İLK DERECE MAHKEMESİ KARARI: Mahkemece; uyuşmazlık ve takip konusu taşımada davacının gönderen, davalının taşıyan, dava dışı …Ltd Şti isimli firmanın gönderilen olduğunu, taraflar arasında 25.10.2015 günlü taşıma sözleşmesinin 5.3 maddesi ile davalı … taahhüt ettiği taşıma süresinin 24 saat olduğu, taşımanın 23.05.2016 veya 24.05.2016 günü başladığı, 01.07.2016’da sonlandığı, taşımada gecikme halinin bulunduğu, davacı şirketin TTK 889/3. maddesinde belirlenen 21. gün içinde davalı … ihbarda bulunduğu, yine TTK 878. maddesinde belirlenen ve varlığı halinde taşımacının gecikme halinde sorumluluğunu kaldıracak hallerin varlığını ileri sürmediği, bu durumda davalının TTK 875. maddesine göre gecikmeden dolayı oluşan zarardan sorumlu olduğu, taşıma süresinin 24 saat olarak kararlaştırıldığı, davalının edimini 36. günde sonlandırdığı, TTK’nın 874. maddesine göre eşya taşıma süresini izleyen 20 gün içinde teslim edilmezse hak sahibinin eşyaya zayi olmuş gözüyle bakabileceği, davalının TTK’nın 874. maddesinin getirdiği 20 günlük sürede edimini yerine getirmediğinden davalının pervasızca davranışının olduğu ve sınırlı sorumluluktan yararlanamayacağı gerekçesiyle davanın kabulüne, davalının itirazının iptali ile takibin devamına, davacı tarafın tazminat talebinin reddine karar verilmiştir.
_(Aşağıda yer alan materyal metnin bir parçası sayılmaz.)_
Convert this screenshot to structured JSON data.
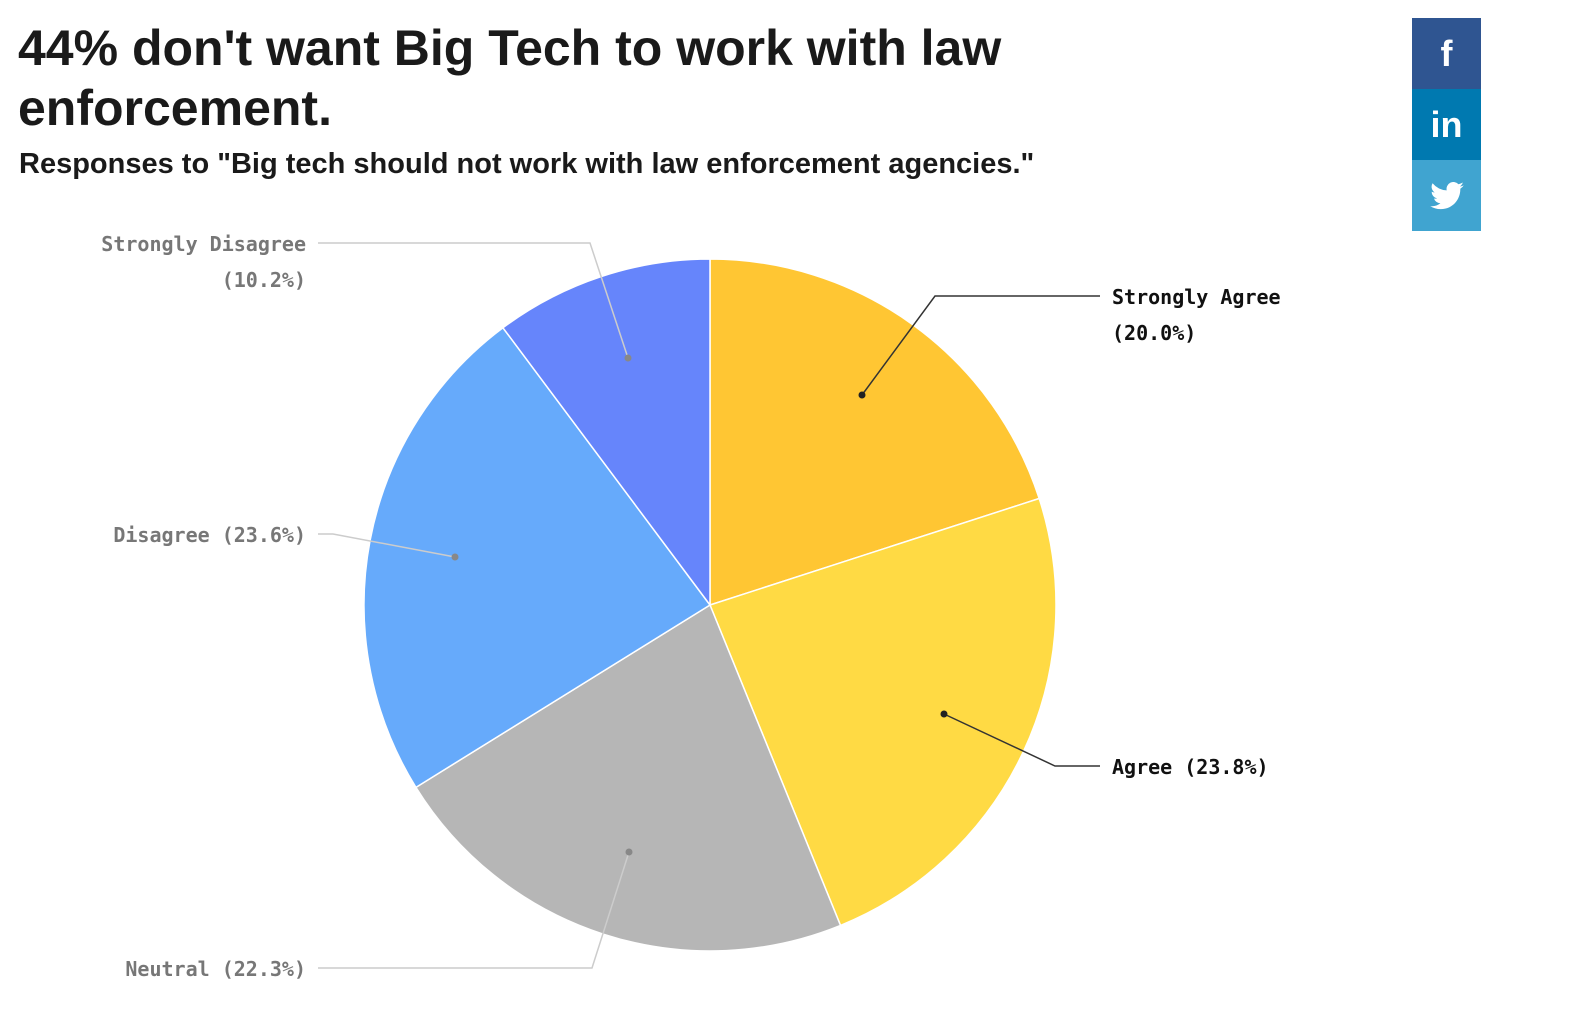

İSTİNAF SEBEPLERİ: 1-Davacı vekili istinaf dilekçesinde özetle; alacağın faturaya dayalı olduğunu, müvekkile lehine icra inkar tazminatına hükmedilmesi gerektiğini belirterek kararın kaldırılmasını talep etmiştir.2-Davalı vekili istinaf dilekçesinde özetle; müvekkili şirketin kargo taşımasında tüm edimlerini eksiksiz olarak yerine getirdiğini, davacıya herhangi bir borcu bulunmadığını, davacının iddiasını genişlettiğini, mahkemece de bu yönde inceleme yapılarak hüküm tesis edildiğini, iddianın genişletilmesine muvafakatlerinin olmadığını, davacı yanın müvekkili aleyhine kestiği 22.387,51-TL bedelli yansıtma faturasının geçerliliği bulunmadığını, davacının bir kısım evrakların kargo alıcısına geç ulaştığından bahisle bu faturayı düzenlediğini, müvekkili şirkete teslim süresi ile ilgili bilgilendirme yapılmadığını, müvekkilinin edimini makul sürede yerine getirdiğini, göndericinin gönderilenin cinsi gibi hususlarda doğru bilgi vermek zorunda olduğunu, ancak davacı tarafından kargo içeriği hakkında müvekkiline bilgi verilmediğini, davacının resmi olarak kendisini sorumluluk altına sokabilecek bir durumda evrakı salt kargoya vermekle sorumluluktan kurtulmuş sayılamayacağını, taraflar arasında herhangi bir süre kararlaştırılmadığını, üçüncü kişilerin davacı adına düzenlediği faturalar nedeniyle müvekkilinin sorumlu tutulamayacağını, zararla müvekkili arasında illiyet bağı bulunmadığını, üçüncü şahsın davacı adına düzenlediği faturaların müvekkilinin borçlu olduğu anlamına gelmeyeceğini, müvekkili şirketin pervasız davranışının neye dayandığı hususunun açıklığa kavuşturulmadığını, müvekkili şirkete süresinde ihbarda bulunulmadığını, davacının talep edebileceği tutarın TTK m.882/3 ile sınırlandırıldığını, müvekkilinin pervasız bir davranışının bulunmadığını, bu nedenle sınırlı sorumluluktan yararlandırılmamasının da hatalı olduğunu, taşıma bedelinin 6,75-TL olduğunu, dolayısıyla müvekkilinin ancak 20,25-TL ile sorumlu tutulabileceğini belirterek kararın kaldırılmasını talep etmiştir.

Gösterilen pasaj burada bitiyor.